Thirdly, although you can easily geotag massive amounts of images at once by selecting lots of thumbnails and then clicking, when you want to move those thumbnails they do not move as one (like in Flickr), but individually, and I haven’t found a way around that yet. So, when you place things wrongly, and you will because of the poor interface I described in the last point, you are in for a world of annoyance to correct each image one at a time.

Finally, we come to the last problem, and in fairness, this is not Maperture’s fault, but Aperture’s fault (at least according to the Maperture FAQ). When you export a “Version” from Aperture which has location meta data generated by Maperture in it, Aperture, most annoyingly, strips that meta data out on export. If you export a “Master” this doesn’t happen, but in reality, you’re way more likely to need a version exported, rather than a master. Apparently the bug has been reported to Apple so hopefully this can be fixed soon.

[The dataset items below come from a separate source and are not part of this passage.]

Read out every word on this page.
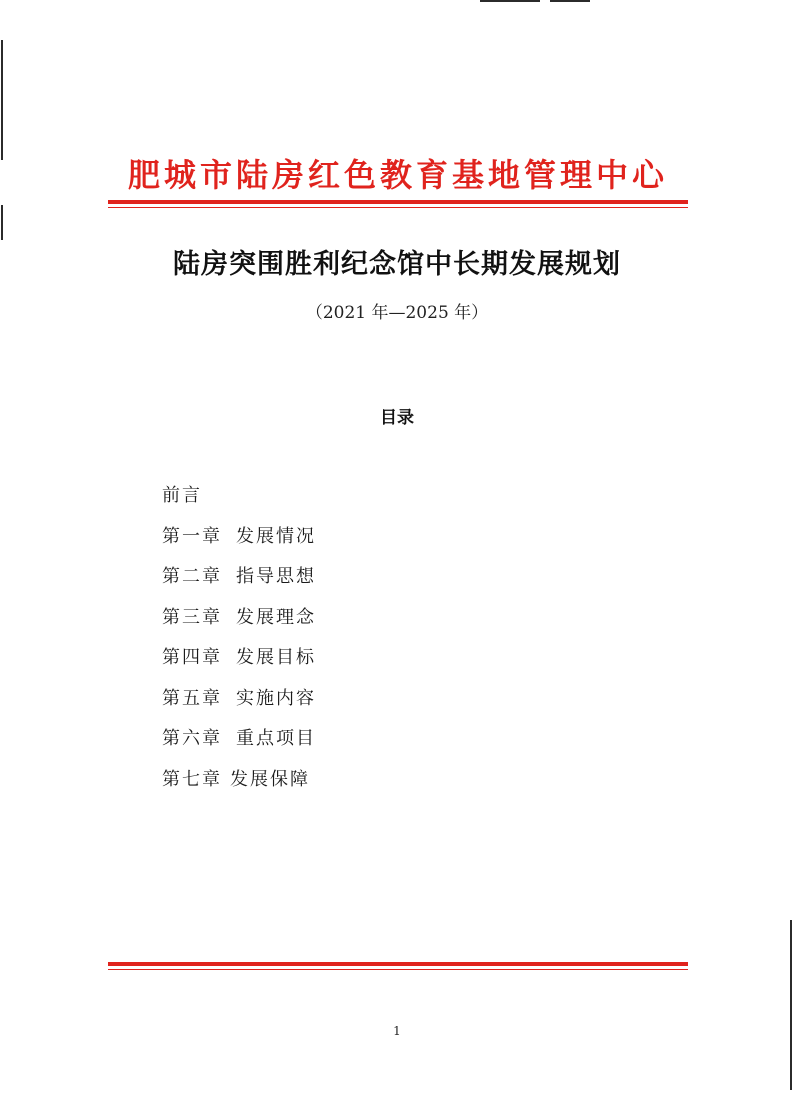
肥城市陆房红色教育基地管理中心
陆房突围胜利纪念馆中长期发展规划
（2021 年—2025 年）
目录
前言
第一章 发展情况
第二章 指导思想
第三章 发展理念
第四章 发展目标
第五章 实施内容
第六章 重点项目
第七章 发展保障
1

So, what are the good points? Well, first and MOST importantly, it works! It lets you geotag your images from within Aperture without leaving Aperture, and gives you all the precision of Google Maps to do it. The interface is also clean and quick to load. I can also see great potential here for the future. The features in the beta of Maperture Pro look good, in particular the ability to add bookmarks and to do reverse-geotagging (turning co-ordinates into place-names). Unless they charge an extortionary price for the release version of Maperture Pro, I will almost certainly be buying it, and I’m confident that when I review that future version, most, if not all, of my grips will be gone.

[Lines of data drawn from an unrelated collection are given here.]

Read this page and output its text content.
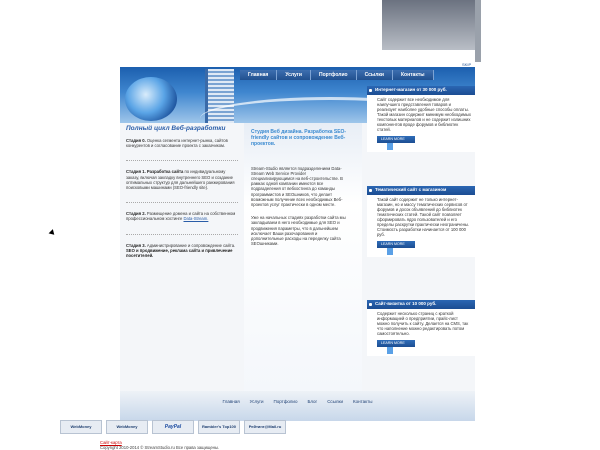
SKIP
Главная	Услуги	Портфолио	Ссылки	Контакты
Полный цикл Веб-разработки
Стадия 0. Оценка сегмента интернет-рынка, сайтов конкурентов и согласование проекта с заказчиком.
Стадия 1. Разработка сайта по индивидуальному заказу, включая закладку внутреннего SEO и создание оптимальных структур для дальнейшего ранжирования поисковыми машинами (SEO-friendly site).
Стадия 2. Размещение домена и сайта на собственном профессиональном хостинге Data-Stream.
Стадия 3. Администрирование и сопровождение сайта.
SEO и продвижение, реклама сайта и привлечение посетителей.
Студия Веб дизайна. Разработка SEO-friendly сайтов и сопровождение Веб-проектов.
Stream-Studio является подразделением Data-Stream Web Service Provider специализирующимся на веб-строительстве. В рамках одной компании имеются все подразделения от вебхостинга до команды программистов и SEOшников, что делает возможным получение всех необходимых Веб-проектов услуг практически в одном месте.
Уже на начальных стадиях разработки сайта мы закладываем в него необходимые для SEO и продвижения параметры, что в дальнейшем исключает Ваши разочарования и дополнительные расходы на переделку сайта SEOшниками.
Интернет-магазин от 30 000 руб.
Сайт содержит все необходимое для наилучшего представления товаров и реализует наиболее удобные способы оплаты. Такой магазин содержит минимум необходимых текстовых материалов и не содержит излишних компонентов вроде форумов и библиотек статей.
LEARN MORE
Тематический сайт с магазином
Такой сайт содержит не только интернет-магазин, но и массу тематических сервисов от форумов и досок объявлений до библиотек тематических статей. Такой сайт позволяет сформировать ядро пользователей и его пределы раскрутки практически неограничены. Стоимость разработки начинается от 100 000 руб.
LEARN MORE
Сайт-визитка от 10 000 руб.
Содержит несколько страниц с краткой информацией о предприятии, прайс-лист можно получить к сайту. Делается на CMS, так что наполнение можно редактировать потом самостоятельно.
LEARN MORE
Главная Услуги Портфолио Блог Ссылки Контакты
WebMoney	WebMoney	PayPal	Rambler's Top100	Рейтинг@Mail.ru
Сайт-карта
Copyright 2010-2014 © StreamStudio.ru Все права защищены.
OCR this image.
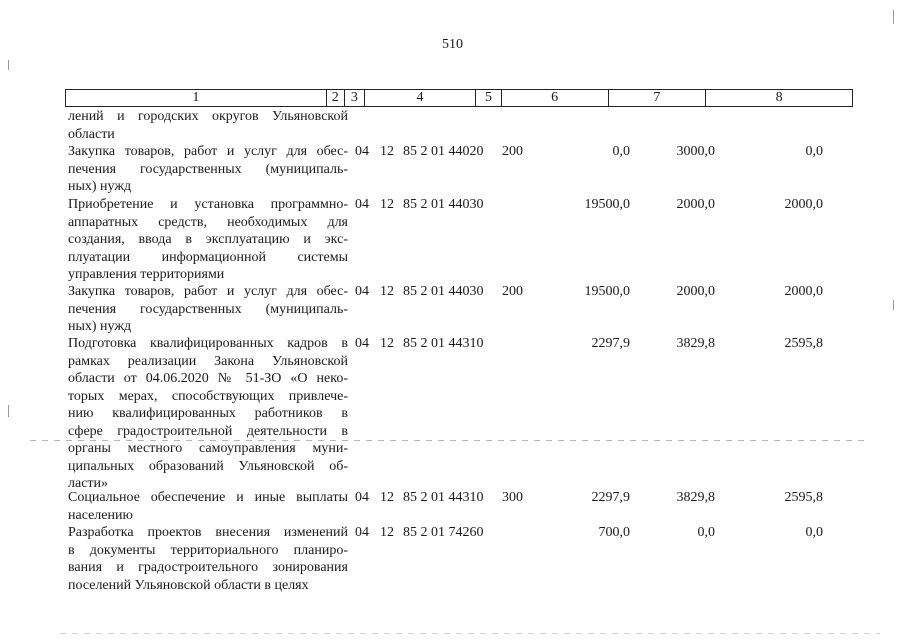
510
1	2 3	4	5	6	7	8
лений и городских округов Ульяновской
области
Закупка товаров, работ и услуг для обес-
печения государственных (муниципаль-
ных) нужд
04 12 85 2 01 44020 200	0,0	3000,0	0,0
Приобретение и установка программно-
аппаратных средств, необходимых для
создания, ввода в эксплуатацию и экс-
плуатации информационной системы
управления территориями
04 12 85 2 01 44030	19500,0	2000,0	2000,0
Закупка товаров, работ и услуг для обес-
печения государственных (муниципаль-
ных) нужд
04 12 85 2 01 44030 200	19500,0	2000,0	2000,0
Подготовка квалифицированных кадров в
рамках реализации Закона Ульяновской
области от 04.06.2020 № 51-ЗО «О неко-
торых мерах, способствующих привлече-
нию квалифицированных работников в
сфере градостроительной деятельности в
органы местного самоуправления муни-
ципальных образований Ульяновской об-
ласти»
04 12 85 2 01 44310	2297,9	3829,8	2595,8
Социальное обеспечение и иные выплаты
населению
04 12 85 2 01 44310 300	2297,9	3829,8	2595,8
Разработка проектов внесения изменений
в документы территориального планиро-
вания и градостроительного зонирования
поселений Ульяновской области в целях
04 12 85 2 01 74260	700,0	0,0	0,0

Finally, just a quick tip, in order to err very much on the side of caution, Maperture makes a backup copy of all the files you geotag with it, just in case something goes wrong. They insist that Maperture does not corrupt images, and I can say that it hasn’t corrupted any of the hundreds of images I’ve geotagged with it, but those copies are made non-the-less, and will start taking up disk space if you don’t cull them from time-to-time. By default these copies are placed in a folder on your Desktop called ‘Maperture Backups’, but you can change that default location in the Maperture preferences window.

In summary, Maperture works, it’s free, but it’s a bit rough-and-ready for now.